What began as a bit of a pipe dream became a reality when Patrick Patterson caught wind of what Staszewski was attempting to accomplish and initially ran a story on it. That is when the dominos began to fall. One of Patterson's readers had connections to the billboard company, Clear Channel, who then contacted Staszewski about his plan and how they could facilitate it. The word began to spread throughout the Raider fan base; the majority of whom have become disgruntled over the current seven, double digit loss season drought.
As the word spread, the donations came in. So much so that the Staszewski was forced to cut it off after he had reached it's target goal of $7500. That amount paid the $5500 cost of the billboard and the $2000 cost of the ad in the Oakland Tribune.
As soon as the billboard went up, it garnered national media attention. ESPN was talking about it on nearly all of their talk shows and news programs including NFL Live, Around the Horn, Pardon The Interruption, and Jim Rome is Burning. The sudden media attention caught Staszewski off-guard.
"The most surprising part was when I got a call from The Wall Street Journal and the producer of Jim Rome. That's when I knew it was big time."
But even with all the national attention, there was still nothing coming from the one place the message was intended-- Al Davis and the Oakland Raiders.
"The only disheartening thing about this whole project is they haven't even acknowledged us," Said Staszewski. "We haven't even got a nod in our direction, and it doesn't look like at the current rate we are going to get anything. My new slogan is ‘I don't want to do what we are about to do,' but if we don't get any acknowledgement or any improvements or anything of that nature, we're going to take it up a couple notches."
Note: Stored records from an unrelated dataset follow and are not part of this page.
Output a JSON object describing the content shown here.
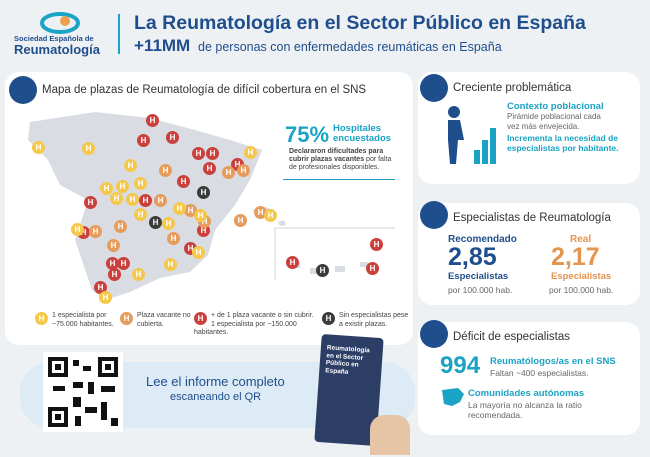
{
  "header": {
    "logo_line1": "Sociedad Española de",
    "logo_line2": "Reumatología",
    "title": "La Reumatología en el Sector Público en España",
    "highlight": "+11MM",
    "subtitle": "de personas con enfermedades reumáticas en España"
  },
  "map": {
    "title": "Mapa de plazas de Reumatología de difícil cobertura en el SNS",
    "marker_label": "H",
    "stat_value": "75%",
    "stat_label": "Hospitales encuestados",
    "stat_text_bold": "Declararon dificultades para cubrir plazas vacantes",
    "stat_text": "por falta de profesionales disponibles.",
    "legend": [
      "1 especialista por ~75.000 habitantes.",
      "Plaza vacante no cubierta.",
      "+ de 1 plaza vacante o sin cubrir. 1 especialista por ~150.000 habitantes.",
      "Sin especialistas pese a existir plazas."
    ]
  },
  "qr": {
    "text1": "Lee el informe completo",
    "text2": "escaneando el QR",
    "booklet_title": "Reumatología en el Sector Público en España"
  },
  "problem": {
    "title": "Creciente problemática",
    "heading": "Contexto poblacional",
    "text": "Pirámide poblacional cada vez más envejecida.",
    "emphasis": "Incrementa la necesidad de especialistas por habitante."
  },
  "specialists": {
    "title": "Especialistas de Reumatología",
    "recommended": {
      "label": "Recomendado",
      "value": "2,85",
      "unit": "Especialistas",
      "per": "por 100.000 hab."
    },
    "real": {
      "label": "Real",
      "value": "2,17",
      "unit": "Especialistas",
      "per": "por 100.000 hab."
    }
  },
  "deficit": {
    "title": "Déficit de especialistas",
    "value": "994",
    "value_label": "Reumatólogos/as en el SNS",
    "missing": "Faltan ~400 especialistas.",
    "regions_title": "Comunidades autónomas",
    "regions_text": "La mayoría no alcanza la ratio recomendada."
  }
}
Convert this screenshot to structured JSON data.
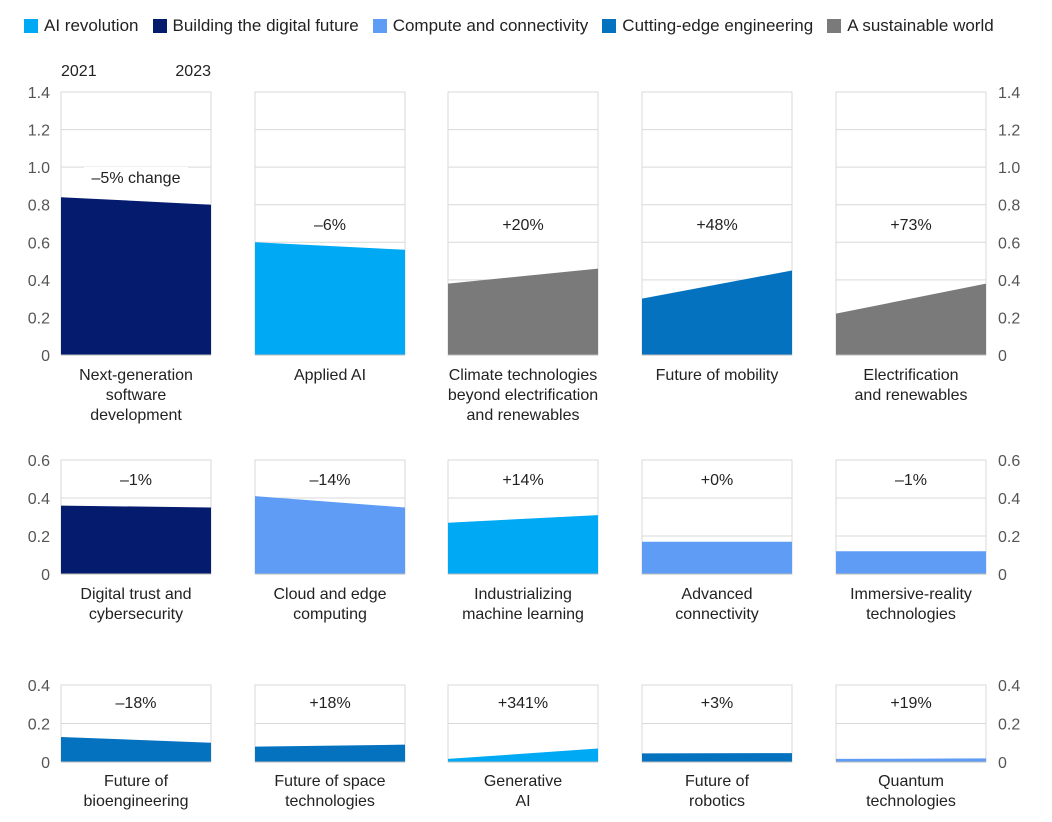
{
  "legend": [
    {
      "label": "AI revolution",
      "color": "#00a9f4"
    },
    {
      "label": "Building the digital future",
      "color": "#051c6e"
    },
    {
      "label": "Compute and connectivity",
      "color": "#5e9cf6"
    },
    {
      "label": "Cutting-edge engineering",
      "color": "#0572c0"
    },
    {
      "label": "A sustainable world",
      "color": "#7a7a7a"
    }
  ],
  "chart_data": {
    "type": "area",
    "years": [
      "2021",
      "2023"
    ],
    "rows": [
      {
        "ylim": [
          0,
          1.4
        ],
        "yticks": [
          "0",
          "0.2",
          "0.4",
          "0.6",
          "0.8",
          "1.0",
          "1.2",
          "1.4"
        ],
        "panels": [
          {
            "label": [
              "Next-generation",
              "software",
              "development"
            ],
            "change": "–5% change",
            "values": [
              0.84,
              0.8
            ],
            "group": "Building the digital future",
            "color": "#051c6e"
          },
          {
            "label": [
              "Applied AI"
            ],
            "change": "–6%",
            "values": [
              0.6,
              0.56
            ],
            "group": "AI revolution",
            "color": "#00a9f4"
          },
          {
            "label": [
              "Climate technologies",
              "beyond electrification",
              "and renewables"
            ],
            "change": "+20%",
            "values": [
              0.38,
              0.46
            ],
            "group": "A sustainable world",
            "color": "#7a7a7a"
          },
          {
            "label": [
              "Future of mobility"
            ],
            "change": "+48%",
            "values": [
              0.3,
              0.45
            ],
            "group": "Cutting-edge engineering",
            "color": "#0572c0"
          },
          {
            "label": [
              "Electrification",
              "and renewables"
            ],
            "change": "+73%",
            "values": [
              0.22,
              0.38
            ],
            "group": "A sustainable world",
            "color": "#7a7a7a"
          }
        ]
      },
      {
        "ylim": [
          0,
          0.6
        ],
        "yticks": [
          "0",
          "0.2",
          "0.4",
          "0.6"
        ],
        "panels": [
          {
            "label": [
              "Digital trust and",
              "cybersecurity"
            ],
            "change": "–1%",
            "values": [
              0.36,
              0.35
            ],
            "group": "Building the digital future",
            "color": "#051c6e"
          },
          {
            "label": [
              "Cloud and edge",
              "computing"
            ],
            "change": "–14%",
            "values": [
              0.41,
              0.35
            ],
            "group": "Compute and connectivity",
            "color": "#5e9cf6"
          },
          {
            "label": [
              "Industrializing",
              "machine learning"
            ],
            "change": "+14%",
            "values": [
              0.27,
              0.31
            ],
            "group": "AI revolution",
            "color": "#00a9f4"
          },
          {
            "label": [
              "Advanced",
              "connectivity"
            ],
            "change": "+0%",
            "values": [
              0.17,
              0.17
            ],
            "group": "Compute and connectivity",
            "color": "#5e9cf6"
          },
          {
            "label": [
              "Immersive-reality",
              "technologies"
            ],
            "change": "–1%",
            "values": [
              0.12,
              0.12
            ],
            "group": "Compute and connectivity",
            "color": "#5e9cf6"
          }
        ]
      },
      {
        "ylim": [
          0,
          0.4
        ],
        "yticks": [
          "0",
          "0.2",
          "0.4"
        ],
        "panels": [
          {
            "label": [
              "Future of",
              "bioengineering"
            ],
            "change": "–18%",
            "values": [
              0.13,
              0.1
            ],
            "group": "Cutting-edge engineering",
            "color": "#0572c0"
          },
          {
            "label": [
              "Future of space",
              "technologies"
            ],
            "change": "+18%",
            "values": [
              0.08,
              0.09
            ],
            "group": "Cutting-edge engineering",
            "color": "#0572c0"
          },
          {
            "label": [
              "Generative",
              "AI"
            ],
            "change": "+341%",
            "values": [
              0.016,
              0.07
            ],
            "group": "AI revolution",
            "color": "#00a9f4"
          },
          {
            "label": [
              "Future of",
              "robotics"
            ],
            "change": "+3%",
            "values": [
              0.045,
              0.046
            ],
            "group": "Cutting-edge engineering",
            "color": "#0572c0"
          },
          {
            "label": [
              "Quantum",
              "technologies"
            ],
            "change": "+19%",
            "values": [
              0.016,
              0.019
            ],
            "group": "Compute and connectivity",
            "color": "#5e9cf6"
          }
        ]
      }
    ]
  }
}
When he says a "couple notches" one might think 'ok, so TWO billboards?' But apparently his idea of a couple notches is more like 100 notches. As in "up to 100 billboards of various sizes throughout the East Bay including one immediately across the Nimitz Freeway from the Coliseum, all with the following message: ‘Hire a general manager‘."
The first campaign caught a bit of flack from those same mediots that had given it national attention. The main backlash was that it is a waste of money during a time in which there are far better and more charitable uses of such donations.
The next wave is likely to be received with similar criticism. Especially with it's first and most modest goal for the next wave of the campaign set at $10,000.
Better uses for the initial money aside, the front page of the site does point out that any money over the target amount will be donated to local Oakland charities. And when I asked him about any sponsors that have stepped up and offered to contribute portions of the donations to charity, he said "No, but we are open to it." So, if there are any prospective sponsors reading this that would like to step up and match a portion of the donations for charity, the opportunity is here for you to do that.
Up to this point however, the members of the Raider Nation that have made their donations seem to think that uniting to send a clear message to Al Davis is a charitable enough cause all by itself.
According to Jared Staszewski, he has received a few fans' donations who claim to be giving messagetoal.com the money that they previously paid for their season ticket. And, judging by the already considerably low attendance numbers in Oakland last season, that may send the clearest message of all.